Hello, NV’s experts
I have a problem about the bank conflict of shared_mem.
I know that the shared_mem is divided into 32 banks, and 4bytes per bank.
GPU will raise bank conflict if different threads(in the same warp) access different addresses in a bank.
I do some test to check it.
test1, as following:
my shared_memory is 4 x 32，my threads are divided into 4 x 8, each thread store 4 floats(16bytes)，there is not any bank conflicts。
I think it cannot match above theory, obviously, T0, T8, T16, T24 are in the same bank。other threads are similar with them, why GPU didn’t raise bank conflict?
my shared_memory is still 4 x 36，my threads are still divided into 4 x 8, but threads are transposed, each thread still store 4 floats(16bytes)，I found bank conflict through NCU. why it raise bank conflict?
I’m confused with above 3 tests, how to explain them?
when GPU raise bank conflict and when won’t raise bank conflict?
When you store (or load) more than 4 bytes per thread, which is like saying more than 128 bytes per warp, the GPU does not issue a single transaction. The largest transaction size is 128 bytes. If you request 16 bytes per thread, then warp wide that will be a total of 512 bytes per request (warp-wide). The GPU will break that up into 4 transactions (in that case: T0-T7 make up a transaction, T8-T15 are a transaction, and so on), each of which is 128 bytes wide.
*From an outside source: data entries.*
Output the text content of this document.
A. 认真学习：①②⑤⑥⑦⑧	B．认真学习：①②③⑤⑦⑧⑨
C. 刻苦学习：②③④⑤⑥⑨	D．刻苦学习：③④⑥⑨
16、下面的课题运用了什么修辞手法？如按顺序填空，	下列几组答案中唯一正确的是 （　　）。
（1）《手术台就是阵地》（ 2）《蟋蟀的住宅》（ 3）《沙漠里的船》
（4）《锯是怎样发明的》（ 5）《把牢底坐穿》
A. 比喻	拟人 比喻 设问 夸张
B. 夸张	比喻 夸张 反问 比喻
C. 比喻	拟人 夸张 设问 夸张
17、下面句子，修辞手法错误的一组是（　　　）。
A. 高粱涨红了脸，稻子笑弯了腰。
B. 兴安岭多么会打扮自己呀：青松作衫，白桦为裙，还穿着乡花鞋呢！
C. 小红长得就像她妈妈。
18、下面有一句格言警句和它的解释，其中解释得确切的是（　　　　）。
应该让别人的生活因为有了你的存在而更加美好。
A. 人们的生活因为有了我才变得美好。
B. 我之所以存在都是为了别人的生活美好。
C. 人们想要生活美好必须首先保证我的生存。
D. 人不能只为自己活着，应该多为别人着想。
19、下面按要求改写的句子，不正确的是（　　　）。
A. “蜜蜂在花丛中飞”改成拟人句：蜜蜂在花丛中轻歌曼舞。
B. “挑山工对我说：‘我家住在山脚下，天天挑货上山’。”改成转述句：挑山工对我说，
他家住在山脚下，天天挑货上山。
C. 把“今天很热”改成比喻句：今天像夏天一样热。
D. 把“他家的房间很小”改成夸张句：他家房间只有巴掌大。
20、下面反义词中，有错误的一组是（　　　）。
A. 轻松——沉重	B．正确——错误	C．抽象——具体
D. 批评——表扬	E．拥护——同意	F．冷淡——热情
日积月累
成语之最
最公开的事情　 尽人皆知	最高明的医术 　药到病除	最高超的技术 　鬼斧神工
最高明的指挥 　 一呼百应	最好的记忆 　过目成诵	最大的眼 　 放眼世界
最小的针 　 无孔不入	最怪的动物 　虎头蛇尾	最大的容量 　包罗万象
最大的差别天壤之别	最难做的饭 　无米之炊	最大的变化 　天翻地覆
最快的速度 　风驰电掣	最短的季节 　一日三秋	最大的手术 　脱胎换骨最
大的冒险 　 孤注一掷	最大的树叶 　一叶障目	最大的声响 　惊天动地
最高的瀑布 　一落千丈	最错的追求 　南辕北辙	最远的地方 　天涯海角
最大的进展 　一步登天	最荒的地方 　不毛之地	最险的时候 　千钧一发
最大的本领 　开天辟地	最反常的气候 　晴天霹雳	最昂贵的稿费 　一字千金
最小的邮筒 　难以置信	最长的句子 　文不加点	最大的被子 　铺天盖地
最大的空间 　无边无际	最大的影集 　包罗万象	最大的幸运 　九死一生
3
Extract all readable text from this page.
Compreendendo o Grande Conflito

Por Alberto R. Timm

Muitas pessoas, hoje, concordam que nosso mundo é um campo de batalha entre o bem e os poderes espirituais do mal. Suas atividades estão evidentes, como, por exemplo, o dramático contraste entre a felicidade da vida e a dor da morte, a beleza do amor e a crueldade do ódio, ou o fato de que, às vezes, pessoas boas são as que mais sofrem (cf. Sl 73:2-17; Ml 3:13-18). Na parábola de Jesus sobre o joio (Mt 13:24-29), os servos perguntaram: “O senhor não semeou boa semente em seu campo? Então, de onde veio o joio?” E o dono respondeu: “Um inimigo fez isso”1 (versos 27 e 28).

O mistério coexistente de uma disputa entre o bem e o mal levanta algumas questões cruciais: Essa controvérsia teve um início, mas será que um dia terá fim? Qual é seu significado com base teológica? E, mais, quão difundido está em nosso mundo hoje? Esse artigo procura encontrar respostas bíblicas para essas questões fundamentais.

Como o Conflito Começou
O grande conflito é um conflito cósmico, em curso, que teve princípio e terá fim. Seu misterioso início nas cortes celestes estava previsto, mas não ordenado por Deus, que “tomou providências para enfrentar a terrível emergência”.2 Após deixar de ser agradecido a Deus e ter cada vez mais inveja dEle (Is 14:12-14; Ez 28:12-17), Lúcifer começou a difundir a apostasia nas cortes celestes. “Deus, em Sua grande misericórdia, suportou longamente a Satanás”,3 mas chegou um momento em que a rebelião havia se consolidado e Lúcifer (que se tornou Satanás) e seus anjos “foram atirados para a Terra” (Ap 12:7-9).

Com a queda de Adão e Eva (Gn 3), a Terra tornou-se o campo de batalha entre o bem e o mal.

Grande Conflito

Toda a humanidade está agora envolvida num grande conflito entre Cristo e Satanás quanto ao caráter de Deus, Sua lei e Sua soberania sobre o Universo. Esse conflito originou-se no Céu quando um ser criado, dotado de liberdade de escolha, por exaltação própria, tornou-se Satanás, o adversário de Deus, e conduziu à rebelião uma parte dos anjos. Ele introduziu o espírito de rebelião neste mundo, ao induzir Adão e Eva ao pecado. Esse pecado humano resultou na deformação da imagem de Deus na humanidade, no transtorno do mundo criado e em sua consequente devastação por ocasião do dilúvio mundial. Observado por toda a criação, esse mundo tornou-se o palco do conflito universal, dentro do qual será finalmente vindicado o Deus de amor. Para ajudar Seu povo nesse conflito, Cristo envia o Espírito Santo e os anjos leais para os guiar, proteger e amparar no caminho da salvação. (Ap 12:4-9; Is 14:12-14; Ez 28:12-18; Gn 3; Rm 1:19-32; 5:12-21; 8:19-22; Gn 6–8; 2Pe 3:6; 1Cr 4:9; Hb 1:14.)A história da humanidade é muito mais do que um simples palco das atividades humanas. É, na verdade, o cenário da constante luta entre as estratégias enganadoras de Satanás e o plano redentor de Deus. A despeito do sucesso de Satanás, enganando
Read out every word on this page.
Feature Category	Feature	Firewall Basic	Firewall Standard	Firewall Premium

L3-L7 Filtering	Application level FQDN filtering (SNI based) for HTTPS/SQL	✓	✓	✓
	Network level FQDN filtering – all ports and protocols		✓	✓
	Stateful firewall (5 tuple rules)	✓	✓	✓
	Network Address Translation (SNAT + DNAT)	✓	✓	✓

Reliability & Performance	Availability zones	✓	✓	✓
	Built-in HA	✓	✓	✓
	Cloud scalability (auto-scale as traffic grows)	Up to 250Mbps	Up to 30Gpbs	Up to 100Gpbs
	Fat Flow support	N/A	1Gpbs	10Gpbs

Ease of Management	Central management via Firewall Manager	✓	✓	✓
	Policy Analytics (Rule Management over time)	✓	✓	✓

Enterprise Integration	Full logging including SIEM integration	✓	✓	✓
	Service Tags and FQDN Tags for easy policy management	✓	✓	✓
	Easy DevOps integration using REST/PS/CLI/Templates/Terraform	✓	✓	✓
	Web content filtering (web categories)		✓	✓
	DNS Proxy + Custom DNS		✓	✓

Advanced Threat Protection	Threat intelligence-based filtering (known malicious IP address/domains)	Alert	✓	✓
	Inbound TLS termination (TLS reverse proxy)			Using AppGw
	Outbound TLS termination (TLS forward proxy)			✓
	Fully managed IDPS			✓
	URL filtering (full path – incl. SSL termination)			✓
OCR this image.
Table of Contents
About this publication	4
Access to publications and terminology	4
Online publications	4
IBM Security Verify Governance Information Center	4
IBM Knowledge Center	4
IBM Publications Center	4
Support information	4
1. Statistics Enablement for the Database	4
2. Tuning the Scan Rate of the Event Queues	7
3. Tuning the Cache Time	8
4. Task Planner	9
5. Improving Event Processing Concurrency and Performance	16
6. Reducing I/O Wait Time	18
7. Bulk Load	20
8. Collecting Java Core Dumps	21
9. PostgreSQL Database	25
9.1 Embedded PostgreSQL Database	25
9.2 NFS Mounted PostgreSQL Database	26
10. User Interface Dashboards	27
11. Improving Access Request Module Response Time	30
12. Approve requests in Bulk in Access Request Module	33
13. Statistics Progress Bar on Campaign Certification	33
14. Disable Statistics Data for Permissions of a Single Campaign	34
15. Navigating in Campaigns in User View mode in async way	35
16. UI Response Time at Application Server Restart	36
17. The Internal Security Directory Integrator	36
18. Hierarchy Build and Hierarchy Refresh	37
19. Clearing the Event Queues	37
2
The determination of bank conflicts is made per transaction, not per request or per warp or per instruction.
The second case is identical to the first in this respect. Considering just the threads 0 to 7, or just the threads 8-15, and the transaction associated with each, there is no bank conflict.
In the 3rd case, the request across the warp will be broken up the same way: threads 0-7 will constitute one transaction. And when we look at the activity for those threads, we see that for example threads 0-3 are writing to the same column(s). So we expect 4-way bank conflicts there.
thanks Robert, so kindly
I want to figure out the detail about shared_mem bank conflict, and try to find method to avoid it.
my application is: I want to transpose the existing registers into shared memory. like this:
my warp is divided into 8x4, and each thread hold 4 float4(s), or say 4x4 floats，or say 16 register per thread。
I want to transpose those registers into shared memory, but, I found I cannot avoid the bank conflict of shared_mem if I want to apply stsmem128。
Is there any other method to implement my application without bank conflict?
Would you like to teach me?